Diagnosing Lung Cancer
Doctors at the University of Chicago Comprehensive Cancer Center use a variety of tools and techniques to diagnose lung cancer. These include:
- Dual-energy chest X-rays, which help doctors find tumors that may be hidden behind bones when viewed in traditional X-rays
- Computer-aided diagnosis, which allows radiologists to compare chest X-rays over time to detect subtle changes that could signal lung cancer
- Computed tomography (CT), using a 256-slice scanner that can create hundreds of one-millimeter-thin “pictures” inside the chest to reveal very small lung cancers
- Positron emission tomography (PET), which allows doctors to look at the metabolism of the tissue. This is important because cancer cells use sugar, or metabolize, faster than normal cells.
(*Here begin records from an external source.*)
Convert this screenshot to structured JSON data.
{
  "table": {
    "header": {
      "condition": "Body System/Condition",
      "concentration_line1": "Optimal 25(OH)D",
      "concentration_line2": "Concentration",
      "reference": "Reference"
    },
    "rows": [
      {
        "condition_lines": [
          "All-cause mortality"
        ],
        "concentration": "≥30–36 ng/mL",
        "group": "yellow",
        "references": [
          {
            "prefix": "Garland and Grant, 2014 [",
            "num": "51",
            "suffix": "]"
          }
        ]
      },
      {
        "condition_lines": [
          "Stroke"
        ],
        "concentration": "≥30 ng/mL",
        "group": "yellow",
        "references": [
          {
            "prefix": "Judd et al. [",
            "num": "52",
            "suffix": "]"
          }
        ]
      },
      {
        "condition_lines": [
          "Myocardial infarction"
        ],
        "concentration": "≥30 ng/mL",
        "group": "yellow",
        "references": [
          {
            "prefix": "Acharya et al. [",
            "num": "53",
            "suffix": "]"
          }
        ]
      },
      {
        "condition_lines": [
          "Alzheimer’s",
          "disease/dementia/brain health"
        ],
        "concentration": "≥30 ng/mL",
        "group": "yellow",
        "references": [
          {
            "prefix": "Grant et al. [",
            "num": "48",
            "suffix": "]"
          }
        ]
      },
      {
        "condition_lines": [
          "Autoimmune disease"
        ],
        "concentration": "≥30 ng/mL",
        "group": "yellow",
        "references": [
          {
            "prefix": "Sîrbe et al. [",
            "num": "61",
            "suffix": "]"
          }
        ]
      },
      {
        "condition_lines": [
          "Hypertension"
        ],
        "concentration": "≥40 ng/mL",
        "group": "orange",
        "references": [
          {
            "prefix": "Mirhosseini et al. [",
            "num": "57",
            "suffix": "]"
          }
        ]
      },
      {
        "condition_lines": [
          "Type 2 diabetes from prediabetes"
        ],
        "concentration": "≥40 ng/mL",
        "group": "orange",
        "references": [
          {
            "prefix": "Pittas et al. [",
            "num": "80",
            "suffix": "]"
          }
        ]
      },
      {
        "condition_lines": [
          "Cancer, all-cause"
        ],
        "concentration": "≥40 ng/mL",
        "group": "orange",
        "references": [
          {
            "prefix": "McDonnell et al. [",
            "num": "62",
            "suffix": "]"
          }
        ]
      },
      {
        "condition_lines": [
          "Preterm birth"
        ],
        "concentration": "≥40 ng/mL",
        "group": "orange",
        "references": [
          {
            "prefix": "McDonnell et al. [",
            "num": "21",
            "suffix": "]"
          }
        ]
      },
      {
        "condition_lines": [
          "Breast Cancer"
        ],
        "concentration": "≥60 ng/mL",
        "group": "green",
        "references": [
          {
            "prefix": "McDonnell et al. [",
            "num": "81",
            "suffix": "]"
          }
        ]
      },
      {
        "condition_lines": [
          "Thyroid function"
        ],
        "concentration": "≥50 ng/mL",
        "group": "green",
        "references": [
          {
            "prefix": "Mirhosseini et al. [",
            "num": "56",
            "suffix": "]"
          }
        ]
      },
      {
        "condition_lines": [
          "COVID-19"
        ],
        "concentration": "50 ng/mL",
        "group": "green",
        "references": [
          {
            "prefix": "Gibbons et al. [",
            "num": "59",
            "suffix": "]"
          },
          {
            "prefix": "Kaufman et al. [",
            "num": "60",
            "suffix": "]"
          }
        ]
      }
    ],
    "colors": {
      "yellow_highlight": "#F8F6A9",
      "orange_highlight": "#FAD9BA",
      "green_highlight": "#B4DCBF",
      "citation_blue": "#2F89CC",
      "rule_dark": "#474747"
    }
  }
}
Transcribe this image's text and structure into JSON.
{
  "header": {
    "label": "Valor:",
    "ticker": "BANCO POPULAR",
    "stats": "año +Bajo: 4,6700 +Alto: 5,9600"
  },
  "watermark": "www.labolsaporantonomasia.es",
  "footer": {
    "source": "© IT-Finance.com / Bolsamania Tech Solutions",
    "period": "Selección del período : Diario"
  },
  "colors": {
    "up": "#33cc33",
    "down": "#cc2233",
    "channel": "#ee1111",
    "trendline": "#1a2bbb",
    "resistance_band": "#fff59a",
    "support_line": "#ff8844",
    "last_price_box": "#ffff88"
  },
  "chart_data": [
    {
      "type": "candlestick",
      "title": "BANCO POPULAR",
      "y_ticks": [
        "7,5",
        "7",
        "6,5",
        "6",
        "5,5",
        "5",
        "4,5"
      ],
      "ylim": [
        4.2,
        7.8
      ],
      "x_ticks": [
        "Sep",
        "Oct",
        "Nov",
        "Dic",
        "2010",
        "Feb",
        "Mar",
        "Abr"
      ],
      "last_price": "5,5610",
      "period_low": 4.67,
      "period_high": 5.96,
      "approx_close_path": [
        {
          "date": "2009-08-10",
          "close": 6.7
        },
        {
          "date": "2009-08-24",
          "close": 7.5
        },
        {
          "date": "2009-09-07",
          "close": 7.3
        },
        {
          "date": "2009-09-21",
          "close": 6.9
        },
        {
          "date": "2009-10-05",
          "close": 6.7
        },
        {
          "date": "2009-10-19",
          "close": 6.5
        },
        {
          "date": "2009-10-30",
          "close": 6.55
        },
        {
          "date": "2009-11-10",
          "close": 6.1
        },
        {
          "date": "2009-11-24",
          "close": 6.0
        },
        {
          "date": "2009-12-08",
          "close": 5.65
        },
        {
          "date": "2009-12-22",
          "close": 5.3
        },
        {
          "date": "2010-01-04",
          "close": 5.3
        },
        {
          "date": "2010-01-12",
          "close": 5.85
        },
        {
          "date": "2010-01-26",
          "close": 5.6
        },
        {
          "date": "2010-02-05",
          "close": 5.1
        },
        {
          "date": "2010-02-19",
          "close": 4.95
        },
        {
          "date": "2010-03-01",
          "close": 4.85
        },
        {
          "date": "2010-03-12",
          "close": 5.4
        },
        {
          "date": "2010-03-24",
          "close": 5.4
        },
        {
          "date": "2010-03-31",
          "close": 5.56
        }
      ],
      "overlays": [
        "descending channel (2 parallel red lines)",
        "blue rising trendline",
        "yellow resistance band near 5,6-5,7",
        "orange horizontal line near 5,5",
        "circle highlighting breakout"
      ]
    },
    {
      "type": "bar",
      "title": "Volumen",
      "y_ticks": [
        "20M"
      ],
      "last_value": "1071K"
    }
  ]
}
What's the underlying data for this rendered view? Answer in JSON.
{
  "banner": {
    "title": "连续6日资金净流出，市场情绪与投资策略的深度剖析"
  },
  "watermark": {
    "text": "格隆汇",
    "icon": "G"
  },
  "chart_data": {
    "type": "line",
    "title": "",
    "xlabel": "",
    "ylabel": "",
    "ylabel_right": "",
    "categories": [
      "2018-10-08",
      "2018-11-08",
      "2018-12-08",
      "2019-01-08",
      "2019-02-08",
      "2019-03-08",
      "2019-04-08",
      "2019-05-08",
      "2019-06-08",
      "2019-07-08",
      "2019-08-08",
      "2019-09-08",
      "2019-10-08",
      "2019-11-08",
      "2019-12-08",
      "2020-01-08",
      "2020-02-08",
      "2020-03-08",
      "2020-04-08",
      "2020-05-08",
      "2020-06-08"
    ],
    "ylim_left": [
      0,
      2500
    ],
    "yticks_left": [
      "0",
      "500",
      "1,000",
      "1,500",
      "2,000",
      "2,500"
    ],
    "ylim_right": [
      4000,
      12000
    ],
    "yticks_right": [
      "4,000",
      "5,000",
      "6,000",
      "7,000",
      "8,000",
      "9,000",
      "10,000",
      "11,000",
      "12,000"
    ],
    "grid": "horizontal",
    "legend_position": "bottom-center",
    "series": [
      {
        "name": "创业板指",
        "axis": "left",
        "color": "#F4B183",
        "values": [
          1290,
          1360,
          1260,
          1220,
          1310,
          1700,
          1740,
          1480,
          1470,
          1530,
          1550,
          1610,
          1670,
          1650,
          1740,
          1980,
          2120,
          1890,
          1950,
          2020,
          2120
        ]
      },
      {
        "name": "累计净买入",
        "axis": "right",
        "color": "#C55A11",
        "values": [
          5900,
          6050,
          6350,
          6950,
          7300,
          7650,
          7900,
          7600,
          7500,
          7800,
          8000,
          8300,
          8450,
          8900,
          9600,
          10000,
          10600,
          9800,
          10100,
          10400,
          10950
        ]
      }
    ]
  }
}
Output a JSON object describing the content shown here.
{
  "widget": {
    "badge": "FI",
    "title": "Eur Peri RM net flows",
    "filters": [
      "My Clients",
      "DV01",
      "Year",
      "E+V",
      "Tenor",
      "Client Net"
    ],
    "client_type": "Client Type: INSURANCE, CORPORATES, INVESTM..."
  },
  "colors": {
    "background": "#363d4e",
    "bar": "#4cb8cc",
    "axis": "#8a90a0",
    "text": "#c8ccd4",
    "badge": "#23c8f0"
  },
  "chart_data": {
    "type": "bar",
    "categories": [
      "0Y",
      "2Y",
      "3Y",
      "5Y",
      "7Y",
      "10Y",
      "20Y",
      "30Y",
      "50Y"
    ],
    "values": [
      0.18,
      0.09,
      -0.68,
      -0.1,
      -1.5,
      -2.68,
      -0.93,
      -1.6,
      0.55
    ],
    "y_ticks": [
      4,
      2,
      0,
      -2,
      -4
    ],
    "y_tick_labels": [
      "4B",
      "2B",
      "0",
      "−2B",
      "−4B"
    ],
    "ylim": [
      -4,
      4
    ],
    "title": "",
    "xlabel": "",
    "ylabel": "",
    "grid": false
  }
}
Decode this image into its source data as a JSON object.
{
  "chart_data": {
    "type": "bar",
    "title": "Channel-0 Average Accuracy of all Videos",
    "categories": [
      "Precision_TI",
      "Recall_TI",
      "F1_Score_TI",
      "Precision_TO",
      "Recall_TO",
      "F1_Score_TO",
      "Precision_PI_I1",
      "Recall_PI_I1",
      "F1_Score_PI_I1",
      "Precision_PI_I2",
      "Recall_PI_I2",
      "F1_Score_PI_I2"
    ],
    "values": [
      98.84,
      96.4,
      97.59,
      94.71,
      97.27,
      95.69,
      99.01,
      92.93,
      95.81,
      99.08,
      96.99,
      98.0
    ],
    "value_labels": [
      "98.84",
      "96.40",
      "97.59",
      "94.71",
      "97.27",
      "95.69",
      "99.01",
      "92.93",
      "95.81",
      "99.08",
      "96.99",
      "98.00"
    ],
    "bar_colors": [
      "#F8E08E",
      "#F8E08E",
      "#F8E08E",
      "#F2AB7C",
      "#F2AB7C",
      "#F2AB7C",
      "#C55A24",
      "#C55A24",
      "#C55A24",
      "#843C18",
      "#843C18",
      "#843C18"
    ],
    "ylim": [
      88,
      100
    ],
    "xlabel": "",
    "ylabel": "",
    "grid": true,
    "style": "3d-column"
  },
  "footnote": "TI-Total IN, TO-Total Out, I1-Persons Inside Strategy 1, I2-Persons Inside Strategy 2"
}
PET can be particularly helpful when staging cancer to see if it has spread.
Blood tests, tissue samples, and tests such as bronchoscopy are also used to detect lung cancer. During a bronchoscopy, a doctor inserts a thin, flexible telescope through the nose or mouth into the lung. During the procedure, the doctor may take a sample of tissue in the lungs as well.
Finding Cancer Before It Starts
In recent years, advances in thoracic imaging have led to better detection of possible lung cancers.
For example, a technique called autofluorescence bronchoscopy can detect early changes in cells in the lungs called intraepithelial neoplasia--even before they become cancer. These changes account for as much as 29 percent of all lung cancer.
Unlike conventional bronchoscopy, the newer autofluorescence technology uses a different type of light to illuminate the lungs during a procedure. Better light allows doctors to see the smallest lesions, before they have had the chance to grow or invade other parts of the lungs. In fact, research has shown that autofluorescence bronchoscopy is twice as effective as traditional methods in detecting early stage lung cancer. In addition, the newer technique can be used to uncover some advanced cancers. »Learn more about advanced bronchoscopy
A Road Map for Finding Cancer
Standard bronchoscopes aren’t able to reach every part of the lung. In the past, the only option to reach these areas was surgery or a mediastinoscopy, which requires an incision in the throat. Yet one of the newest advances at the University of Chicago medical center helps patients avoid incisions and surgery, using a three-dimensional road map to detect lung cancer.
Called the superDimension inReach™ System, the technology allows doctors to identify --and, in many cases, treat--lung cancer that might be hidden within the airways of the lungs during a traditional bronchoscopy. This also means that tumors can be found and treated earlier, when treatment is more likely to be successful.
During an advanced bronchoscopy with the inReach technology, doctors insert a bronchoscope into the mouth or nose and down the windpipe to the lungs. Without incisions or surgery, doctors can locate cancer or pre-cancerous lesions with minimal discomfort and no scarring.